Tant et si bien que l’ ancien proche du regretté Jean Pierre Thystère-Tchikaya, ancien premier ministre et président du rassemblement pour la démocratie  et le progrès social(RDPS),  voudrait prendre ses distances. Les couards de 1997, profitent  agréablement du système, les mêmes  ont leur pied-à-terre hexagonale dans les quartiers huppés de Paris et dans sa ceinture, du triangle d’or, alors que lui, le « ministre de la guerre », a son manoir à Ris-Orangis, en Essonne. Il en déduit que le lait et le miel ne coule pas à part égale, entre les dignitaires du régime.

Tassoua voudrait, comme tous les autres se rapprocher de la place Concorde. Il voudrait probablement  aussi disposer de comptes bien alimentés.Mais le maître de mpila ne semble pas l’entendre de cette oreille. Une limite à la course à l’enrichissement semble avoir été tracée. Seuls les ressortissants  d’Oyo, d’Ollombo, de Tchikapika, d’Abala, et même d’Owando, tous de la région de la Cuvette, celle de Sassou, ont les coudées franches. De même que toutes les personnes pouponnées par « Ngouli », madame l’épouse du chef de l’état congolais. Tout semble fait pour éviter à tout autre  personnes de disposer de moyens colossaux. On craint tout simplement que ceux-ci se mettent en tête de prendre la place du « boss ».

La Bgfi-bank où Jean Dominique Okemba, conseiller spécial  de Sassou, en charge de la sécurité est pca,  a été déclarée , l’institution financière par principe. On contraint tous les pontes du régime à y déposer leur magot. Pour mieux les surveiller. L’alerte  est donnée, dès lors que le seuil du demi-milliard de CFA est franchi. Et là, c’est la disgrâce.

Se sentant surveiller, les « katangais », se font discrets. Jean Marie Tassoua ne parle pas assez. Il est avare de mots. Mais il a l’appui total des siens. Lesquels lui réclament d’ouvrir les yeux et de ne pas laisser le frère Bowao seul et sans assistance. C’est donc le moment d’agir à rebours. Et l’on sait que les officiers de la région de la Likouala lui vouent un véritable culte. Puisqu’il  compte parmi les notables de la colonie de la Likouala à Brazzaville, les plus respectés. Lui qui peut également compter sur la Sangha.

M’pila est  sur ses gardes. Tassoua le sait. Pourtant, peu importe. Le « katangais »pourrait agir pour La République. Il se sent trahi par l’homme qu’il a ramené au pouvoir ? Lui qui  n’a pas l’habitude de se découvrir et de s’étaler, pourrait créer la surprise. Celle qui mettra fin au régime Sassou.

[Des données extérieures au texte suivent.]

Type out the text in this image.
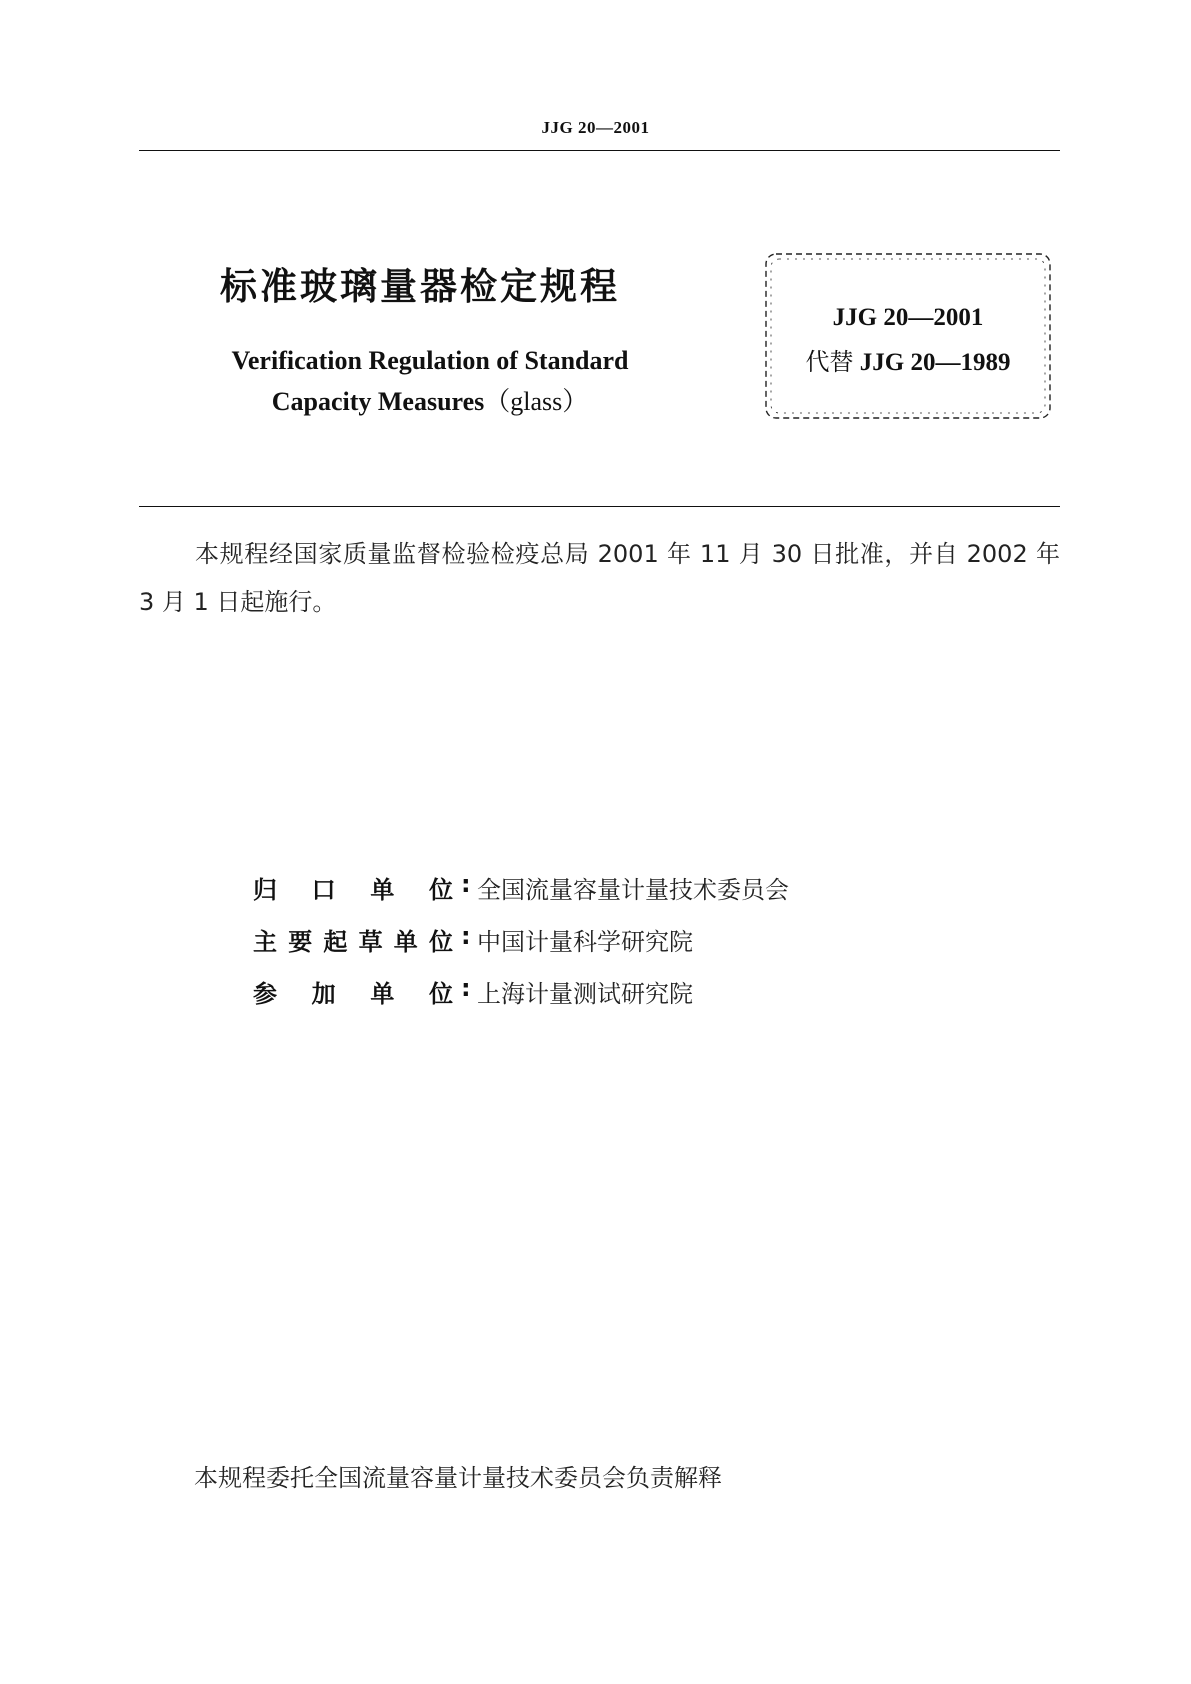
JJG 20—2001
标准玻璃量器检定规程
Verification Regulation of Standard
Capacity Measures（glass）
JJG 20—2001
代替 JJG 20—1989
本规程经国家质量监督检验检疫总局 2001 年 11 月 30 日批准，并自 2002 年 3 月 1 日起施行。
归 口 单 位 : 全国流量容量计量技术委员会
主 要 起 草 单 位 : 中国计量科学研究院
参 加 单 位 : 上海计量测试研究院
本规程委托全国流量容量计量技术委员会负责解释
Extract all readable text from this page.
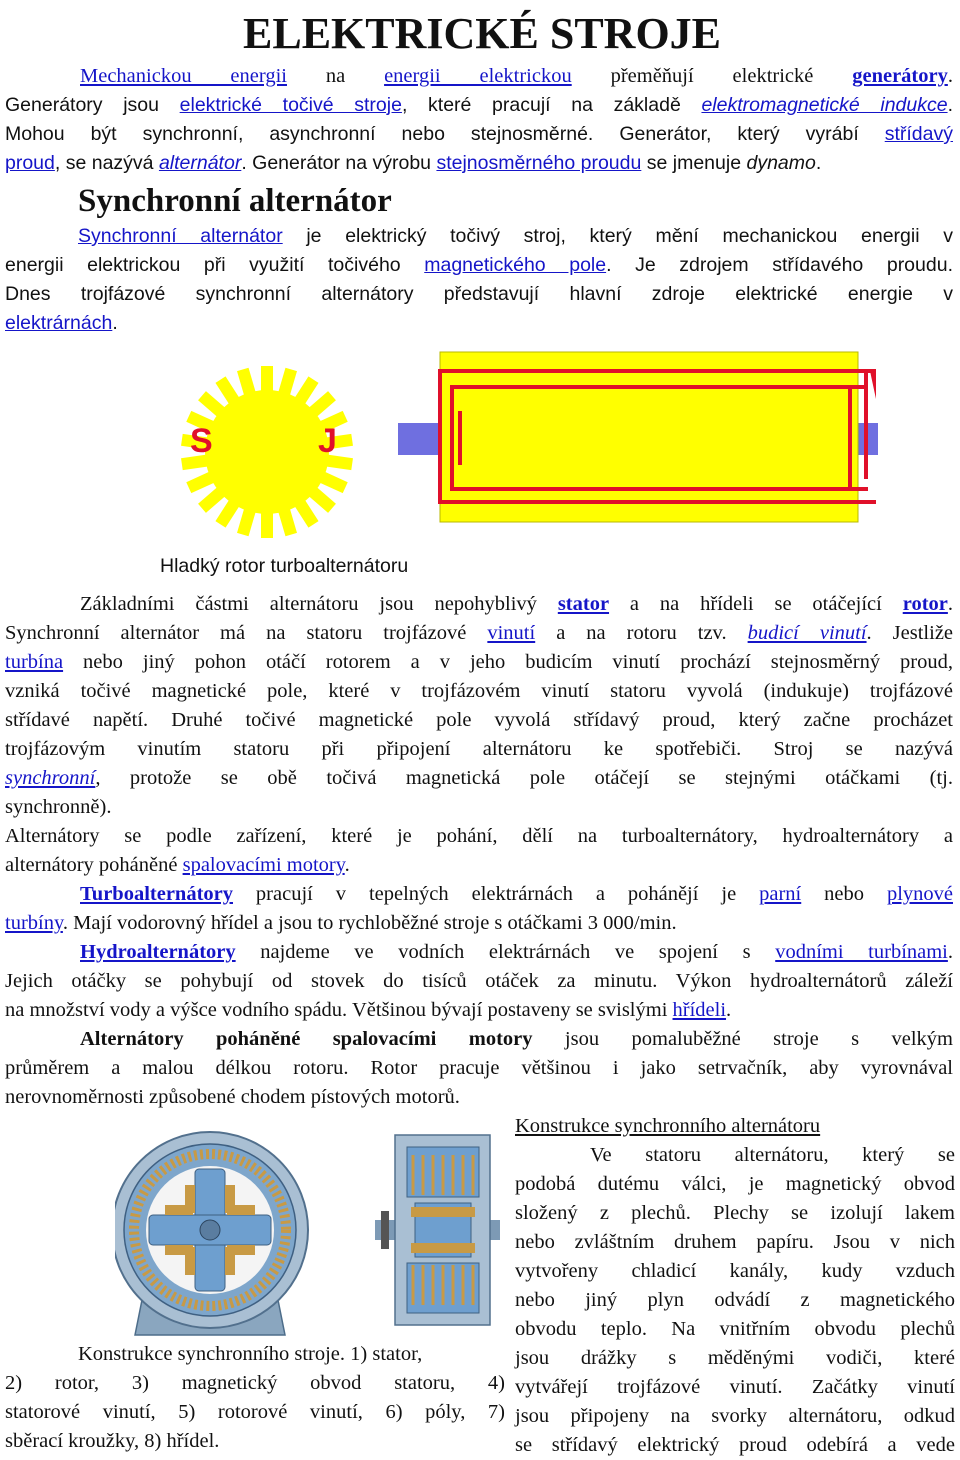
ELEKTRICKÉ STROJE
Mechanickou energii na energii elektrickou přeměňují elektrické generátory.
Generátory jsou elektrické točivé stroje, které pracují na základě elektromagnetické indukce.
Mohou být synchronní, asynchronní nebo stejnosměrné. Generátor, který vyrábí střídavý
proud, se nazývá alternátor. Generátor na výrobu stejnosměrného proudu se jmenuje dynamo.
Synchronní alternátor
Synchronní alternátor je elektrický točivý stroj, který mění mechanickou energii v
energii elektrickou při využití točivého magnetického pole. Je zdrojem střídavého proudu.
Dnes trojfázové synchronní alternátory představují hlavní zdroje elektrické energie v
elektrárnách.
S	J
Hladký rotor turboalternátoru
Základními částmi alternátoru jsou nepohyblivý stator a na hřídeli se otáčející rotor.
Synchronní alternátor má na statoru trojfázové vinutí a na rotoru tzv. budicí vinutí. Jestliže
turbína nebo jiný pohon otáčí rotorem a v jeho budicím vinutí prochází stejnosměrný proud,
vzniká točivé magnetické pole, které v trojfázovém vinutí statoru vyvolá (indukuje) trojfázové
střídavé napětí. Druhé točivé magnetické pole vyvolá střídavý proud, který začne procházet
trojfázovým vinutím statoru při připojení alternátoru ke spotřebiči. Stroj se nazývá
synchronní, protože se obě točivá magnetická pole otáčejí se stejnými otáčkami (tj.
synchronně).
Alternátory se podle zařízení, které je pohání, dělí na turboalternátory, hydroalternátory a
alternátory poháněné spalovacími motory.
Turboalternátory pracují v tepelných elektrárnách a pohánějí je parní nebo plynové
turbíny. Mají vodorovný hřídel a jsou to rychloběžné stroje s otáčkami 3 000/min.
Hydroalternátory najdeme ve vodních elektrárnách ve spojení s vodními turbínami.
Jejich otáčky se pohybují od stovek do tisíců otáček za minutu. Výkon hydroalternátorů záleží
na množství vody a výšce vodního spádu. Většinou bývají postaveny se svislými hřídeli.
Alternátory poháněné spalovacími motory jsou pomaluběžné stroje s velkým
průměrem a malou délkou rotoru. Rotor pracuje většinou i jako setrvačník, aby vyrovnával
nerovnoměrnosti způsobené chodem pístových motorů.
Konstrukce synchronního alternátoru
Ve statoru alternátoru, který se
podobá dutému válci, je magnetický obvod
složený z plechů. Plechy se izolují lakem
nebo zvláštním druhem papíru. Jsou v nich
vytvořeny chladicí kanály, kudy vzduch
nebo jiný plyn odvádí z magnetického
obvodu teplo. Na vnitřním obvodu plechů
jsou drážky s měděnými vodiči, které
vytvářejí trojfázové vinutí. Začátky vinutí
jsou připojeny na svorky alternátoru, odkud
se střídavý elektrický proud odebírá a vede
Konstrukce synchronního stroje. 1) stator,
2) rotor, 3) magnetický obvod statoru, 4)
statorové vinutí, 5) rotorové vinutí, 6) póly, 7)
sběrací kroužky, 8) hřídel.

Un homme trahi et diminué…

Son engagement aux côtés de Sassou est une histoire de passion et de convictions. Il se souviendra à jamais, de ses débuts dans la coordination du ministère de la guerre, de la manière dont il a réussi à faire engager dans cette lutte ses frères « katangais ». Et surtout, il n’oubliera surtout jamais, les réticences des officiers de la cuvette, la région de Sassou. Miraculeusement, il a rassemblé du monde, des jeunes surtout à cette cause. Après cinq mois d’âpres luttes avec de maigres moyens, JMT a pu souffler. Et même, reconnaissance oblige, réussir  à occuper le très convoité ministère des mines et de l’énergie. Seulement, on succombe à son ascension.Mais la grandeur et les beaux jours ne seront que de courte durée. Il fallait s’y attendre. Il fallait bien que les proches parents du président s’invitent, sortent des bois.

Dès lors, celui qui avait osé se battre courageusement doit accepter de dégringoler de quelques marches. Les choses s’accélèrent. JMT est stupéfait. Il est éjecté du ministère des mines et de l’énergie. Lui qui, a pris d’énormes risques pendant la guerre civile, s’inquiète. Il a même peur de tomber dans l’oubli. En réalité, il se sent comme trahi par le système qu’il a ramené au pouvoir et par l’homme qu’il a aidé.  C’est le temps d’agir pour La Nation.